L’accompagnement d’un mentor s’avèrera essentiel pour que la personne autiste puisse être guidée dans ses démarches avec de potentiels clients. La plupart du temps, ce mentor sera un professeur ou un superviseur de stage. Souvent, les personnes autistes qui ont un talent particulier se démarquent durant leurs études collégiales ou universitaires et sont repérées par les professeurs qui reconnaissent leur potentiel et leur apport unique au domaine professionnel. Il faut bien sûr que la personne autiste puisse comprendre que ce professeur ou ce superviseur désire l’aider à percer dans le domaine.

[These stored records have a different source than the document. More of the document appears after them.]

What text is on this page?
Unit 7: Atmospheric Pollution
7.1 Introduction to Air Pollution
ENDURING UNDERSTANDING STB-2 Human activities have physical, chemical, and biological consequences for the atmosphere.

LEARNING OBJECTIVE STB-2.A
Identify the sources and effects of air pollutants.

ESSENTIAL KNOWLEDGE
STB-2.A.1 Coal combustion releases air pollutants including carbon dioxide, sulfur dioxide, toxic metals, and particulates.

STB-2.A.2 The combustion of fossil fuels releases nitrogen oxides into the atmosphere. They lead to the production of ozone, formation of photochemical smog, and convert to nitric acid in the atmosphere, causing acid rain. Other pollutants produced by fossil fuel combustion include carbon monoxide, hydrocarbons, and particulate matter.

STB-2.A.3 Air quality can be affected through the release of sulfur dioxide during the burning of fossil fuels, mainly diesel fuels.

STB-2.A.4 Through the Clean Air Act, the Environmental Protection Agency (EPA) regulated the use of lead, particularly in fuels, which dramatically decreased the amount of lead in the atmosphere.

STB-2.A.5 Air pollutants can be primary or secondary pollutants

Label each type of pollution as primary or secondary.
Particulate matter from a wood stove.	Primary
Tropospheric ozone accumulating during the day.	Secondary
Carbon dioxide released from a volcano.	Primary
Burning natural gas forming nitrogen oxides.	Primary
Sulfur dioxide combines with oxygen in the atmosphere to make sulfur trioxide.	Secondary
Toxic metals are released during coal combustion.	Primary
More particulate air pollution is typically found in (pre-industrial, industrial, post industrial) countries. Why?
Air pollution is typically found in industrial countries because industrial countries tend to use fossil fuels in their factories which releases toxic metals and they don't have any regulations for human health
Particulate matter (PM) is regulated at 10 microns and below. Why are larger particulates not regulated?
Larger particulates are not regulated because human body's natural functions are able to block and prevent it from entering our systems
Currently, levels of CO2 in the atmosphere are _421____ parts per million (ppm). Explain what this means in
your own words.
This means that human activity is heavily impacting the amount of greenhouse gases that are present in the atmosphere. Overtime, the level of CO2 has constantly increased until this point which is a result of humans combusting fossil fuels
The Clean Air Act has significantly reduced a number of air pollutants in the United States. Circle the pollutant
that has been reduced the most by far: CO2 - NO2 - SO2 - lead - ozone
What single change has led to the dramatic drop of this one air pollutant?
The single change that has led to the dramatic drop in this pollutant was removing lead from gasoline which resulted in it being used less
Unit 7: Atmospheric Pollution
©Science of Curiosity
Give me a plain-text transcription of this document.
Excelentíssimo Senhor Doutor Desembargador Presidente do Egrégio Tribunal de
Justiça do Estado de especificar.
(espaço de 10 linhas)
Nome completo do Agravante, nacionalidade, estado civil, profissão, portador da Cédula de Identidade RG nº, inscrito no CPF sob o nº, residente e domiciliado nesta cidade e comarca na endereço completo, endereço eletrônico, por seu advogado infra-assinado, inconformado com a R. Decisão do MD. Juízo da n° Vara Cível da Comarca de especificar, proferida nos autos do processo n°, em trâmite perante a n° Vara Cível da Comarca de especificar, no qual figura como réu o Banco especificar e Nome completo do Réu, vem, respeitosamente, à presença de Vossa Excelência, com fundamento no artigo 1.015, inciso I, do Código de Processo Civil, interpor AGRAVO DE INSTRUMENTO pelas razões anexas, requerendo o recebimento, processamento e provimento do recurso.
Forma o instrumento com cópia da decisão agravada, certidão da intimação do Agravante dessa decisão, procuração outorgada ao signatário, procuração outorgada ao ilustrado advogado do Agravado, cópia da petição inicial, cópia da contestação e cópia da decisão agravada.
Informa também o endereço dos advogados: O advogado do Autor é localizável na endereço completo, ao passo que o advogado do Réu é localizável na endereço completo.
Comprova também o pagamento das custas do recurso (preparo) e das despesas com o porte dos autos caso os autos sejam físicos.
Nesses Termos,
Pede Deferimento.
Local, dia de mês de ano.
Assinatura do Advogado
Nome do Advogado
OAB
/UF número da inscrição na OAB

À ce sujet, les parents, un conjoint ou un professionnel de l’orientation peuvent jouer un rôle important pour aider le futur travailleur autiste à identifier les ressources de son milieu scolaire ou de son réseau pouvant agir à titre de mentor.
 

Gérer l’anxiété associée à l’instabilité financière

Le principal inconvénient au travail autonome est le fait qu’on ne peut jamais prévoir les entrées d’argent. Une fois un contrat terminé ou le travail remis à un client, il faut faire des démarches pour en obtenir d’autres. Les personnes autistes étant généralement anxieuses face à l’inconnu, la plupart seront inconfortables avec le fait de se diriger dans un type de travail où le salaire, le nombre d’heures travaillées et l’horaire ne sont pas connus d’avance.
 
Les quelques travailleurs autonomes autistes avec lesquels j’ai échangé me l’ont dit : « Je suis terriblement inquiet financièrement! ». Leur solution a été de très bien gérer leurs finances. Il est donc recommandé de prendre un rendez-vous avec un conseiller financier qui pourra les conseiller sur la planification des avoirs. Il pourra leur expliquer combien d’argent épargner lorsque les contrats s’accumulent et comment dépenser judicieusement lorsque les contrats se font plus rares. Enfin, faire affaire avec un comptable spécialisé en fiscalité pourra également aider la personne à se prévaloir de crédits d’impôt accessibles aux travailleurs autonomes.
 
 
Le travail autonome peut donc être une façon pour une personne autiste de participer au marché du travail et de mettre à profit ses talents d’une manière qui corresponde mieux à ses besoins. Les réseaux sociaux et Internet peuvent rendre possibles le réseautage et l’offre de service à distance, en minimisant les rencontres en personne. Il faut une petite dose d’audace pour se lancer dans ce type d’emploi, et heureusement, beaucoup de personnes autistes en sont capables, puisqu’elles sont tellement passionnées par leur domaine de prédilection. Dans de bonnes conditions, elles pourront tirer avantage de ce type de carrière de plus en plus fréquent!